Flavors Help Save Lives

Image: Fotofabrika

Today, the R Street Institute released a new report that explores how flavors are processed by the brain, especially as it pertains to tobacco and nicotine products. Using these findings, the author, Jeffrey Smith, resident senior fellow for integrated harm reduction policy at R Street, explains how flavor can influence behavior and why well-intentioned efforts to ban flavored tobacco and nicotine products can have unintended consequences in the fight to reduce smoking rates in the United States.

This report comes at a crucial time as the debate over flavored tobacco and nicotine products continues at state, national, and international levels. Across the United States, policymakers are proposing or enacting flavor bans without fully appreciating the impact of their actions for adult smokers. And just this week, the World Health Organization’s Framework Convention on Tobacco Control is hosting their 10th session of the Conference of the Parties (COP10), where many expect the WHO to continue its crusade against flavored, reduced-risk nicotine products.

To reduce the nearly 500,000 smoking-related deaths that occur each year in the United States, the CTP must take a scientifically driven approach that recognizes the neurobiological rationale for allowing a wide variety of flavored, reduced-risk products to be available to adults—while minimizing youth access.

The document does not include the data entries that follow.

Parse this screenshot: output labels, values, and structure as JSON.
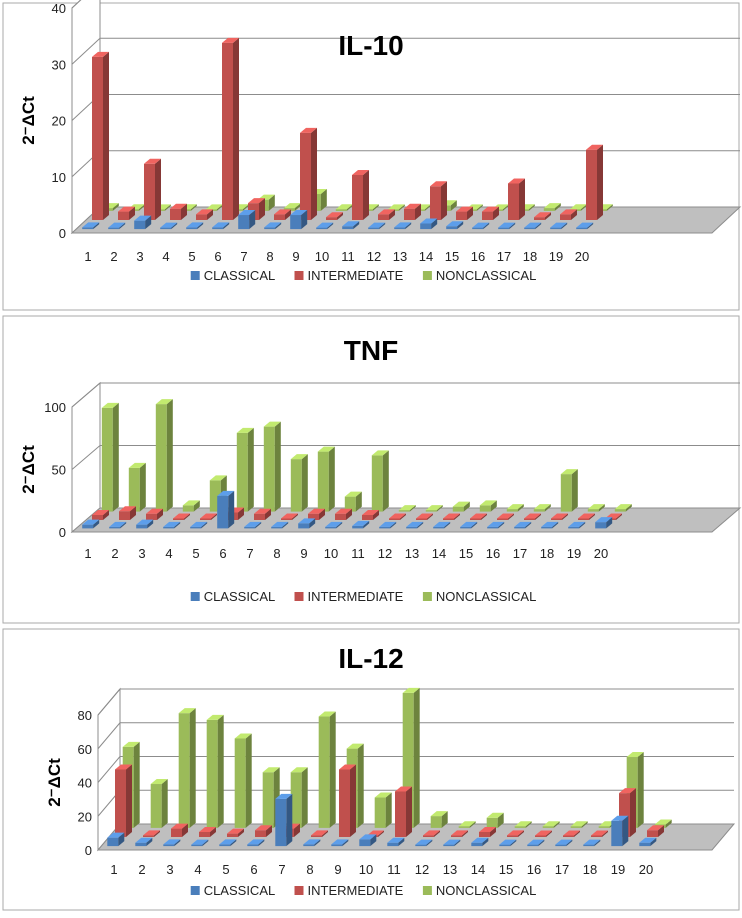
{
  "chart_data": [
    {
      "type": "bar",
      "title": "IL-10",
      "ylabel": "2⁻ΔCt",
      "categories": [
        "1",
        "2",
        "3",
        "4",
        "5",
        "6",
        "7",
        "8",
        "9",
        "10",
        "11",
        "12",
        "13",
        "14",
        "15",
        "16",
        "17",
        "18",
        "19",
        "20"
      ],
      "ylim": [
        0,
        40
      ],
      "yticks": [
        0,
        10,
        20,
        30,
        40
      ],
      "grid": true,
      "legend": "bottom",
      "series": [
        {
          "name": "CLASSICAL",
          "color": "#4A7EBB",
          "values": [
            0.3,
            0.2,
            1.5,
            0.2,
            0.3,
            0.3,
            2.5,
            0.3,
            2.5,
            0.2,
            0.5,
            0.2,
            0.3,
            1.0,
            0.5,
            0.2,
            0.1,
            0.2,
            0.1,
            0.1
          ]
        },
        {
          "name": "INTERMEDIATE",
          "color": "#C0504D",
          "values": [
            29,
            1.5,
            10,
            2,
            1,
            31.5,
            3,
            1,
            15.5,
            0.5,
            8,
            1,
            2,
            6,
            1.5,
            1.5,
            6.5,
            0.5,
            1,
            12.5
          ]
        },
        {
          "name": "NONCLASSICAL",
          "color": "#9BBB59",
          "values": [
            0.5,
            0.3,
            0.2,
            0.3,
            0.2,
            0.3,
            2,
            0.5,
            3,
            0.3,
            0.3,
            0.2,
            0.2,
            1,
            0.2,
            0.2,
            0.3,
            0.5,
            0.3,
            0.3
          ]
        }
      ]
    },
    {
      "type": "bar",
      "title": "TNF",
      "ylabel": "2⁻ΔCt",
      "categories": [
        "1",
        "2",
        "3",
        "4",
        "5",
        "6",
        "7",
        "8",
        "9",
        "10",
        "11",
        "12",
        "13",
        "14",
        "15",
        "16",
        "17",
        "18",
        "19",
        "20"
      ],
      "ylim": [
        0,
        100
      ],
      "yticks": [
        0,
        50,
        100
      ],
      "grid": true,
      "legend": "bottom",
      "series": [
        {
          "name": "CLASSICAL",
          "color": "#4A7EBB",
          "values": [
            3,
            1,
            3,
            0.5,
            1,
            26,
            1,
            1,
            4,
            1,
            2,
            0.5,
            0.3,
            0.3,
            0.3,
            0.3,
            0.3,
            0.3,
            0.5,
            5
          ]
        },
        {
          "name": "INTERMEDIATE",
          "color": "#C0504D",
          "values": [
            4,
            7,
            5,
            1,
            1,
            6,
            5,
            1,
            5,
            5,
            4,
            0.5,
            0.3,
            0.3,
            0.3,
            0.3,
            0.3,
            0.3,
            0.5,
            0.5
          ]
        },
        {
          "name": "NONCLASSICAL",
          "color": "#9BBB59",
          "values": [
            83,
            35,
            86,
            5,
            25,
            63,
            68,
            42,
            48,
            12,
            45,
            0.3,
            0.5,
            4,
            5,
            2,
            2,
            30,
            2,
            2
          ]
        }
      ]
    },
    {
      "type": "bar",
      "title": "IL-12",
      "ylabel": "2⁻ΔCt",
      "categories": [
        "1",
        "2",
        "3",
        "4",
        "5",
        "6",
        "7",
        "8",
        "9",
        "10",
        "11",
        "12",
        "13",
        "14",
        "15",
        "16",
        "17",
        "18",
        "19",
        "20"
      ],
      "ylim": [
        0,
        80
      ],
      "yticks": [
        0,
        20,
        40,
        60,
        80
      ],
      "grid": true,
      "legend": "bottom",
      "series": [
        {
          "name": "CLASSICAL",
          "color": "#4A7EBB",
          "values": [
            5,
            2,
            1,
            0.5,
            1,
            1,
            28,
            1,
            1,
            4,
            2,
            0.5,
            0.5,
            2,
            0.5,
            0.3,
            0.3,
            0.3,
            15,
            2
          ]
        },
        {
          "name": "INTERMEDIATE",
          "color": "#C0504D",
          "values": [
            40,
            1,
            5,
            3,
            2,
            4,
            5,
            1,
            40,
            0.5,
            27,
            1,
            1,
            3,
            1,
            0.5,
            0.5,
            0.5,
            26,
            4
          ]
        },
        {
          "name": "NONCLASSICAL",
          "color": "#9BBB59",
          "values": [
            48,
            26,
            68,
            64,
            53,
            33,
            33,
            66,
            47,
            18,
            80,
            7,
            1,
            6,
            1,
            1,
            1,
            1,
            42,
            2
          ]
        }
      ]
    }
  ]
}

Smoking rates have declined in recent years and, under the Trump administration, the age to purchase tobacco products was raised to 21. This has reduced youth use, and continued enforcement will help lower rates even more. However, millions of adults in the United States still smoke combustible cigarettes to the detriment of their health.

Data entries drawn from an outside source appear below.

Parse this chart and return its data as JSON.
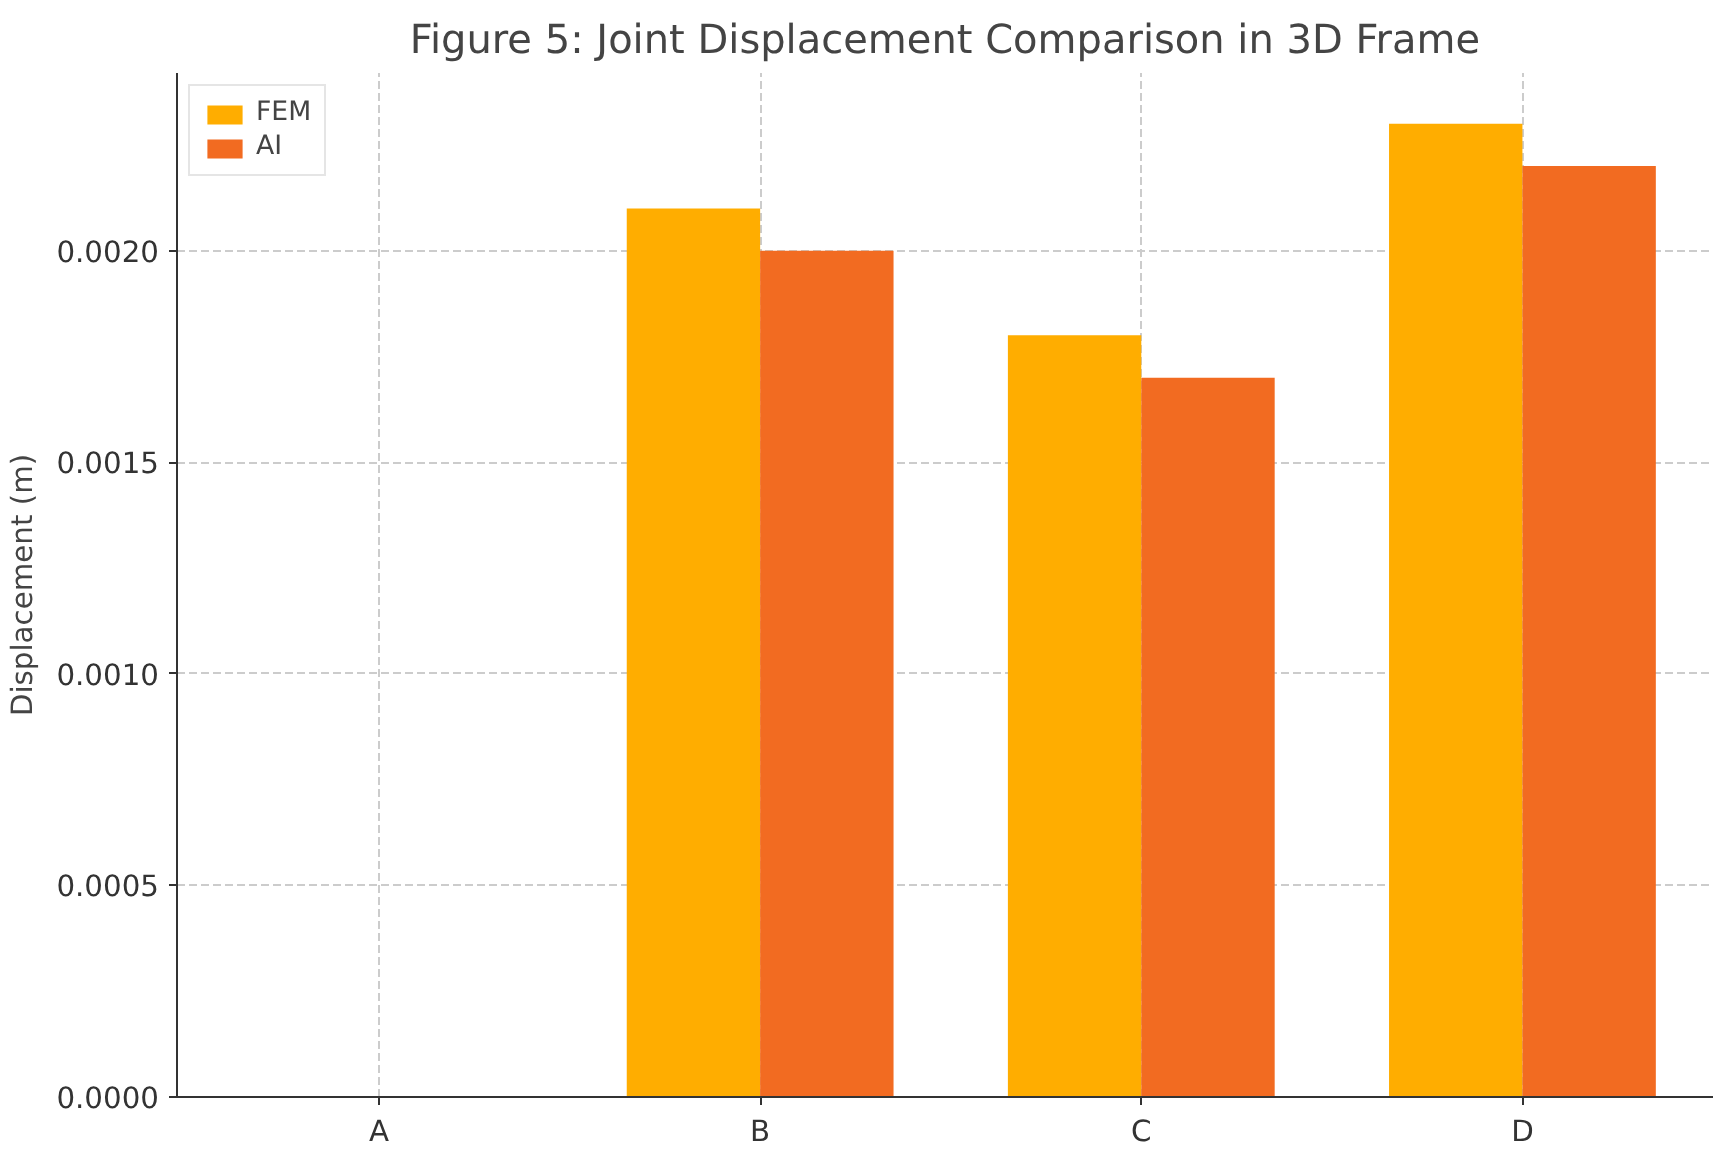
{
  "chart_data": {
    "type": "bar",
    "title": "Figure 5: Joint Displacement Comparison in 3D Frame",
    "ylabel": "Displacement (m)",
    "categories": [
      "A",
      "B",
      "C",
      "D"
    ],
    "series": [
      {
        "name": "FEM",
        "color": "#ffad00",
        "values": [
          0,
          0.0021,
          0.0018,
          0.0023
        ]
      },
      {
        "name": "AI",
        "color": "#f26b21",
        "values": [
          0,
          0.002,
          0.0017,
          0.0022
        ]
      }
    ],
    "ylim": [
      0,
      0.00242
    ],
    "yticks": [
      {
        "value": 0,
        "label": "0.0000"
      },
      {
        "value": 0.0005,
        "label": "0.0005"
      },
      {
        "value": 0.001,
        "label": "0.0010"
      },
      {
        "value": 0.0015,
        "label": "0.0015"
      },
      {
        "value": 0.002,
        "label": "0.0020"
      }
    ],
    "grid": true,
    "legend": "top left"
  }
}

A number of tools exist to help these individuals quit smoking. Flavor, for example, has been shown to help move adult smokers away from combustible cigarettes to alternative, reduced-risk products. This makes sense on the surface; if it tastes good, then it’s more appealing. However, in R Street’s report, author Jeffrey Smith goes far deeper and explains the neurobiological connections between flavor and behavior. While adults may seek tobacco flavored products to initially switch, other flavors help them maintain abstinence from cigarettes. In the end, flavor will save more lives, according to Smith’s research.

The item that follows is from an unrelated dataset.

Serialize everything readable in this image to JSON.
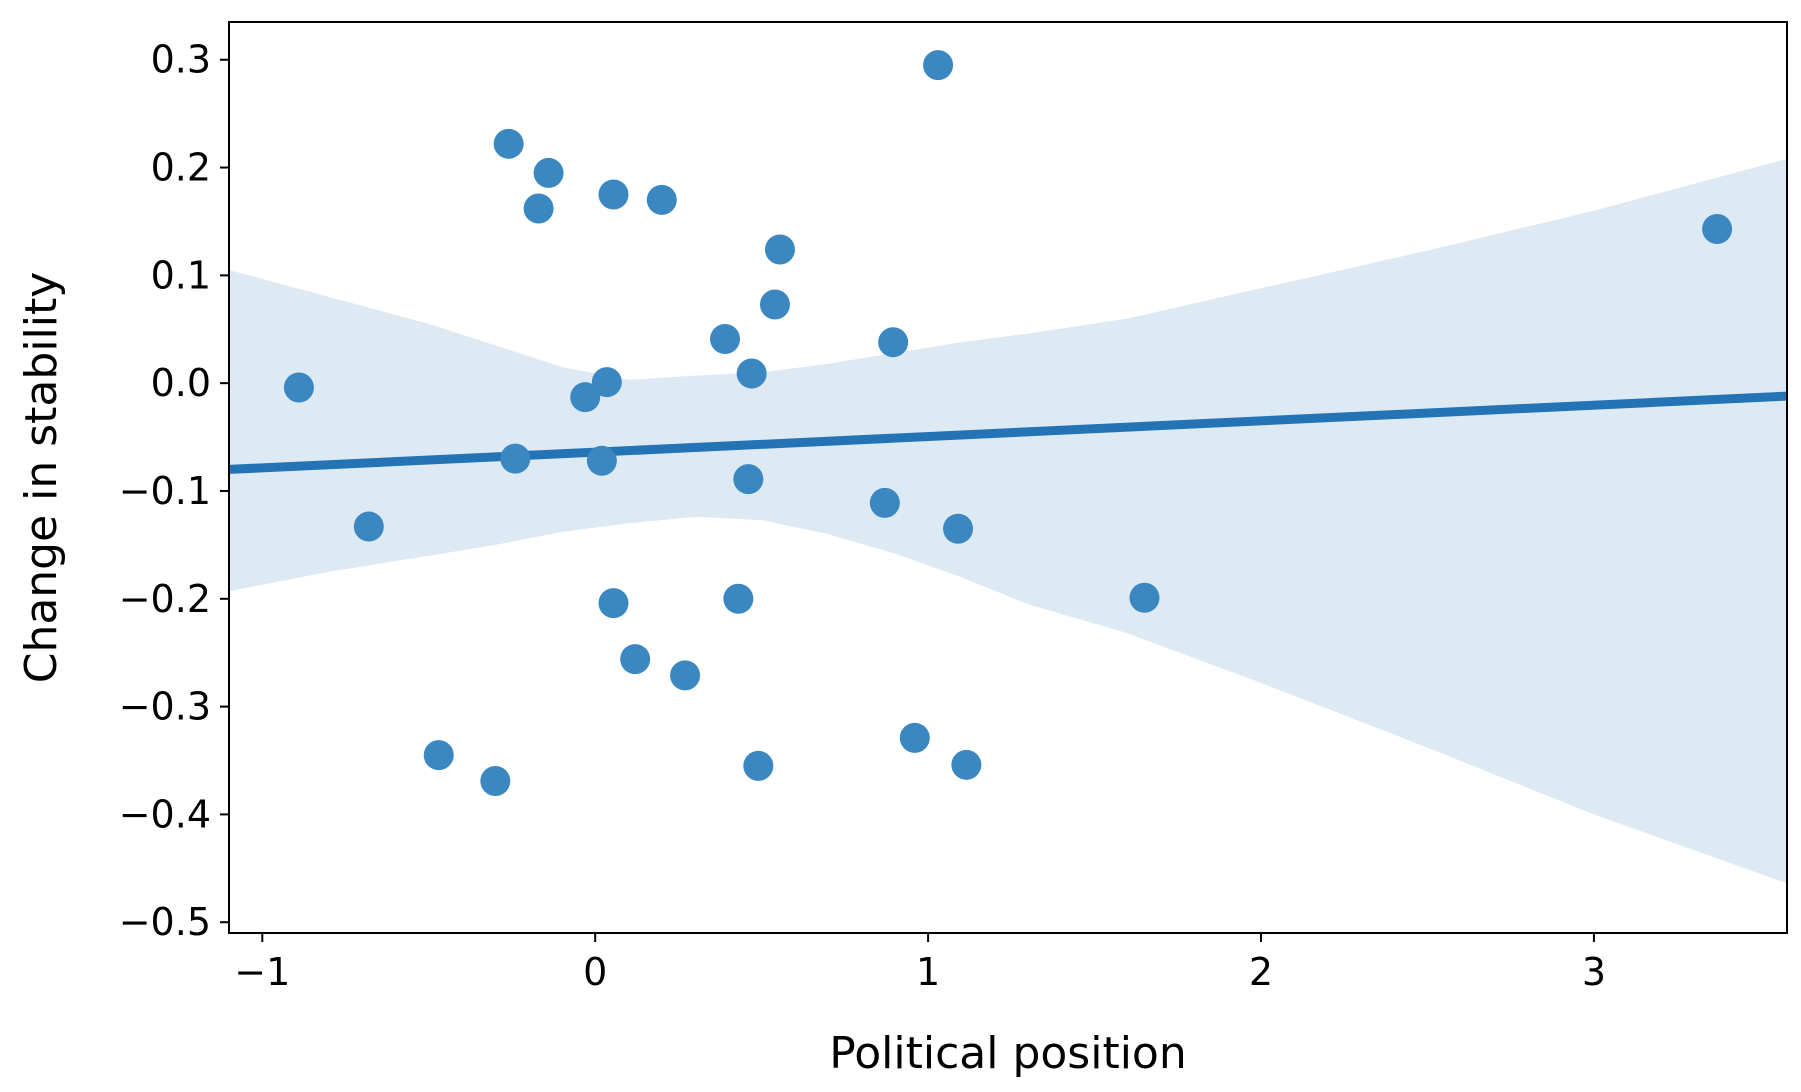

“To reduce the nearly 500,000 smoking-related deaths that occur each year in the United States, the FDA Center for Tobacco Products (CTP) must take a scientifically driven approach that recognizes the neurobiological rationale for allowing a wide variety of flavored, reduced-risk products to be available to adults—while minimizing youth access,” said Smith in a statement. “It is essential that the CTP approve non-tobacco-flavored, reduced-risk products.”